Objectivist vs relativist arguments for judicial diversity
Courts are constantly forced to ask questions about the nature of justice and fairness, to make evaluative decisions, in short, to judge. The entirely body of common law is essentially one long game of "what makes sense?" Constitutional law is no different: What is "cruel" punishment? What process is "due"? What is the technical definition of "equal protection"?
These are not questions that come with objective answers; indeed, I would question quite strongly whether they are even candidates for objective truth. To be sure, we often claim they are -- we take the position held by who currently hold thecrowngavel and proclaim it to beDivine RevelationBlack Letter Law. But this claim to impartiality is a chimera -- it doesn't correspond to anything real. A rule that works from the perspective of one position in the social order or one bundle of value commitments may seem bizarre or oppressive to another person differently situated or with a different set of commitments. We aren't equipped with the tools to resolve these disputes by brute intellectual force: our choices are between simply entrenching the dominant view and calling it True, or honestly engaging with and grappling with alternatives, with an eye towards mutual agreement and a commitment to mutual respect. From within this paradigm, it is beyond obvious that a multiplicity of perspectives is of benefit to the judicial branch. This has been recognized by theorists left (Jack Balkin, Cass Sunstein) and right (Richard Posner).
I think Schraub/Sotomayor get the right conclusion, that the judiciary should have members from a great diversity of backgrounds. And I think they start from the right premise -- that people with different experience will see things differently, e.g. what kind of conduct is "reasonable" in a given context. But I would get from the former to the latter by a route that is in some ways the opposite to the route Schraub takes.
Schraub takes a relativist approach. Different people see things differently, and no perspective is necessarily more correct than any other. Therefore, all we can do is avoid privileging any one perspective by putting them all in the mix.

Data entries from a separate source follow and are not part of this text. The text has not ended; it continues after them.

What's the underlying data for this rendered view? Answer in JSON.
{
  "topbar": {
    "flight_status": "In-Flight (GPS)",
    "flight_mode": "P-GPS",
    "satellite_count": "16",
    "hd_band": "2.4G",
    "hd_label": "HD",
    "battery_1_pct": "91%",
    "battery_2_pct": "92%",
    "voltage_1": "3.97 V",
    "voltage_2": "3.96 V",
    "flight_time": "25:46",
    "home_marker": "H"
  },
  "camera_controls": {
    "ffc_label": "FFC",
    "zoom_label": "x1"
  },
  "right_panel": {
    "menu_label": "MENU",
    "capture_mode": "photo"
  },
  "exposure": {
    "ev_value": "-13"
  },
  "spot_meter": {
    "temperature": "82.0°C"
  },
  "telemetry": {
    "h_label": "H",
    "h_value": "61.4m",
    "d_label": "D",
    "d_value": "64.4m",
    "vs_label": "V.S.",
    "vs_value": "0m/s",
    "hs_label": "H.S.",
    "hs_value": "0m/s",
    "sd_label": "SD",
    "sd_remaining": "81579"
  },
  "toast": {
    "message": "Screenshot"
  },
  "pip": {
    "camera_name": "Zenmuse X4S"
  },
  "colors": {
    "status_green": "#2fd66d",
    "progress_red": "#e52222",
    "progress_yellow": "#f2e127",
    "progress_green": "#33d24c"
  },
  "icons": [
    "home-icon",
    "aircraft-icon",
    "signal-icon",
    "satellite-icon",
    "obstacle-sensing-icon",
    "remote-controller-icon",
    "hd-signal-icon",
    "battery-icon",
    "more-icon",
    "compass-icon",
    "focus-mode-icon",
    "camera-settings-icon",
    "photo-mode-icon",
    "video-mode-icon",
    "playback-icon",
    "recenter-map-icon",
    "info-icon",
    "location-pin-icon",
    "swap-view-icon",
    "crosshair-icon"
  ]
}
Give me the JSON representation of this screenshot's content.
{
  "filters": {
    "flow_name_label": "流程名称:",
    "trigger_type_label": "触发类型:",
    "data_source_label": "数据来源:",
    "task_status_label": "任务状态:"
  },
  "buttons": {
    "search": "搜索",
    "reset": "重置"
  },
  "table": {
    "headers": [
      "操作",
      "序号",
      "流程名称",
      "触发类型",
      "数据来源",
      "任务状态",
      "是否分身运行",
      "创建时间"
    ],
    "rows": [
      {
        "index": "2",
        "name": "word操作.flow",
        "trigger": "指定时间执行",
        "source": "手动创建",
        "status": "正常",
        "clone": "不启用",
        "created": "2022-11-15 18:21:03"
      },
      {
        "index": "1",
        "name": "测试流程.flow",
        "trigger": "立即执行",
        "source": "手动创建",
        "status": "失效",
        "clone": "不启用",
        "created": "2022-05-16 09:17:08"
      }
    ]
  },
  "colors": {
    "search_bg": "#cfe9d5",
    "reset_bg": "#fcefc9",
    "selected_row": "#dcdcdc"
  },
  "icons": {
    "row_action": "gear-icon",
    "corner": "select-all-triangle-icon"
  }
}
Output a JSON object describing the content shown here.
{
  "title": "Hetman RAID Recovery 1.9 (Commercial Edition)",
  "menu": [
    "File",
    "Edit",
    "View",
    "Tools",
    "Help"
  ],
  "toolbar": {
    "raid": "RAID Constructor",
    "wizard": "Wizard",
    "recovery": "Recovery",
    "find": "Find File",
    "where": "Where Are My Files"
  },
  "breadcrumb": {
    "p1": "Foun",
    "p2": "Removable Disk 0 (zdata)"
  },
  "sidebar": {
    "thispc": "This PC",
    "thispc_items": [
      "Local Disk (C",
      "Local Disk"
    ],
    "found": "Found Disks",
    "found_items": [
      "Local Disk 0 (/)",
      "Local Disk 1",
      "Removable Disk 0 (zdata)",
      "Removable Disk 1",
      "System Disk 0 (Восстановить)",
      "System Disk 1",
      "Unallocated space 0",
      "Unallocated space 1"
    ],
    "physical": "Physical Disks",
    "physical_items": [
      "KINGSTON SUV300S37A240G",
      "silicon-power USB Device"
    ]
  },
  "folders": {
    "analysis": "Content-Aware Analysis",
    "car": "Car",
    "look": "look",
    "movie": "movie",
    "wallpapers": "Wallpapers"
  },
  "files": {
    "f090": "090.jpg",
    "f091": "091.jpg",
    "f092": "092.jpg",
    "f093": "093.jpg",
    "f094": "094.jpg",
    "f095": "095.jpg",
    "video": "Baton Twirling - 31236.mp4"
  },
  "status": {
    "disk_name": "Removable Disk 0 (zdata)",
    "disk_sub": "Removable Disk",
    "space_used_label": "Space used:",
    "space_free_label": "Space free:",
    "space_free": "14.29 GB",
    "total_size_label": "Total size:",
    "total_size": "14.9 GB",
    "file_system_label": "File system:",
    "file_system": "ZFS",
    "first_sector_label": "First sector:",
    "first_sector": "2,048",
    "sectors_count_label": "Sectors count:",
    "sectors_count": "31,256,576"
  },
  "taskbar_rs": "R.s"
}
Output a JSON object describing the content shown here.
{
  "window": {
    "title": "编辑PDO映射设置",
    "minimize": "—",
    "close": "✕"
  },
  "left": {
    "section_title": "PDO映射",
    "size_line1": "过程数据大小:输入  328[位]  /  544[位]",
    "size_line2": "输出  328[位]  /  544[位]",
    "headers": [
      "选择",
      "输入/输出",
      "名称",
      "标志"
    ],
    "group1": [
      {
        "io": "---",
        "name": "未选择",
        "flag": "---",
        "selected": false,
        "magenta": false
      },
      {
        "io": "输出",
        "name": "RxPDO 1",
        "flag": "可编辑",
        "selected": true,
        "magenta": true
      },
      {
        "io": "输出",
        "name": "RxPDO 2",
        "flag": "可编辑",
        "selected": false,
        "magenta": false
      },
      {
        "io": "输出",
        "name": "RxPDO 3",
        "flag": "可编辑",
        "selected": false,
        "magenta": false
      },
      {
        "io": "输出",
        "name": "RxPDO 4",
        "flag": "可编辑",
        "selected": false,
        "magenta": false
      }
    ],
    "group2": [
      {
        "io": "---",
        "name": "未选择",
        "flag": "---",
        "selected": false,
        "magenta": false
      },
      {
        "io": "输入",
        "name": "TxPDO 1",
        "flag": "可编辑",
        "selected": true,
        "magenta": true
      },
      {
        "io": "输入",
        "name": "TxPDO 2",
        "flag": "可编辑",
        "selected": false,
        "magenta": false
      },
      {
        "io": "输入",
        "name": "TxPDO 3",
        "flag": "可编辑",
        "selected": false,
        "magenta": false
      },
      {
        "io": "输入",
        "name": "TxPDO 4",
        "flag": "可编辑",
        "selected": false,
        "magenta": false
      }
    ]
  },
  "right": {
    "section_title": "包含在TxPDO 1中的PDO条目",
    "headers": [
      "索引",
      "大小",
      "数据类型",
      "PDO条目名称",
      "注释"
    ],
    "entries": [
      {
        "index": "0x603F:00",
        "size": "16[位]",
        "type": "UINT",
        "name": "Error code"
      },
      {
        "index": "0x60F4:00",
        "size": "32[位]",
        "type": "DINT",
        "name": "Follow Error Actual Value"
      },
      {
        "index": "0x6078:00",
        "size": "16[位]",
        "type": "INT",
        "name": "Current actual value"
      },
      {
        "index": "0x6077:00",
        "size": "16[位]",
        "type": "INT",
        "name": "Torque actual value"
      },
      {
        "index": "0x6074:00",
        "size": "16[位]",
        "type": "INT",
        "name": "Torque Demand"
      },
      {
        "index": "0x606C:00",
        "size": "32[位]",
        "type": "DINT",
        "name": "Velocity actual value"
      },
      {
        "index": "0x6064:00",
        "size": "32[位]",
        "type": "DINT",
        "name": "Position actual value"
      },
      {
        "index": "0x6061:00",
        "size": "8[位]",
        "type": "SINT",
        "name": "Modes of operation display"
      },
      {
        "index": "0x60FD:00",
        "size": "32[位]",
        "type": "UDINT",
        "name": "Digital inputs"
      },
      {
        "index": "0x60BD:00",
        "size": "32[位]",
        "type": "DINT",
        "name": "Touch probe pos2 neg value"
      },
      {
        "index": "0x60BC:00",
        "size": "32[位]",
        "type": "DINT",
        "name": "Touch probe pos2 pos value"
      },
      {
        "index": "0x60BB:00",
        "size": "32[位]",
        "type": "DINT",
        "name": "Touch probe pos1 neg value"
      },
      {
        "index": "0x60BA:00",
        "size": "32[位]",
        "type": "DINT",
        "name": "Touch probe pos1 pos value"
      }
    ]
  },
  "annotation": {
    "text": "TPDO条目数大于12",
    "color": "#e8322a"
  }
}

I would take an objectivist approach. The different perspectives aren't simply equally valid alternate takes. They reveal important information about situations. A Latina judge doesn't just say "X doesn't seem reasonable to me in situation Y" whereas a white male judge says the opposite. The Latina judge says "I can see that X isn't reasonable in situation Y because I can appreciate the importance of factor Z," whereas the white male judge overlooks or under-weights the importance of Z, because Z has never been a problem in his life. And in theory the reverse may happen, with the Latina judge not appreciating certain aspects of a situation that the white male overlooks (though the cultural dominance and normalization of white maleness in our society makes the latter situation rarer than the former). If the court can't appreciate how awful it is for a girl to have to take off her bra in front of school officials, its decision isn't just privileging the male perspective, it's failing to fully consider all the factors at work and thus getting the decision wrong. A diverse judiciary thus gets not just decisions that are fairer between different outlooks, but better decisions. The process is still highly fallible, but that doesn't mean there's no right answer to legal questions.
It's not totally clear to me from the linked excerpts how closely Sotomayor would endorse the middle part of Schraub's argument. She refers to wrestling with the dangers of "relative morality," and that "there can never be a universal definition of wise," which sound Schraubian. But she also says that "I would hope that a wise Latina woman with the richness of her experience would more often than not reach a better conclusion than a white male who hasn’t lived that life," which strikes me as a statement of some form of standpoint epistemology. Standpoint epistemology is an objectivist position, holding that people from certain social positions (specifically the oppressed) understand things better and therefore get the right answers when members of the dominant group accept convenient falsehoods -- more consistent with my perspective. (I don't have space here to explicate the various versions of standpoint epistemology or my particular take on it.)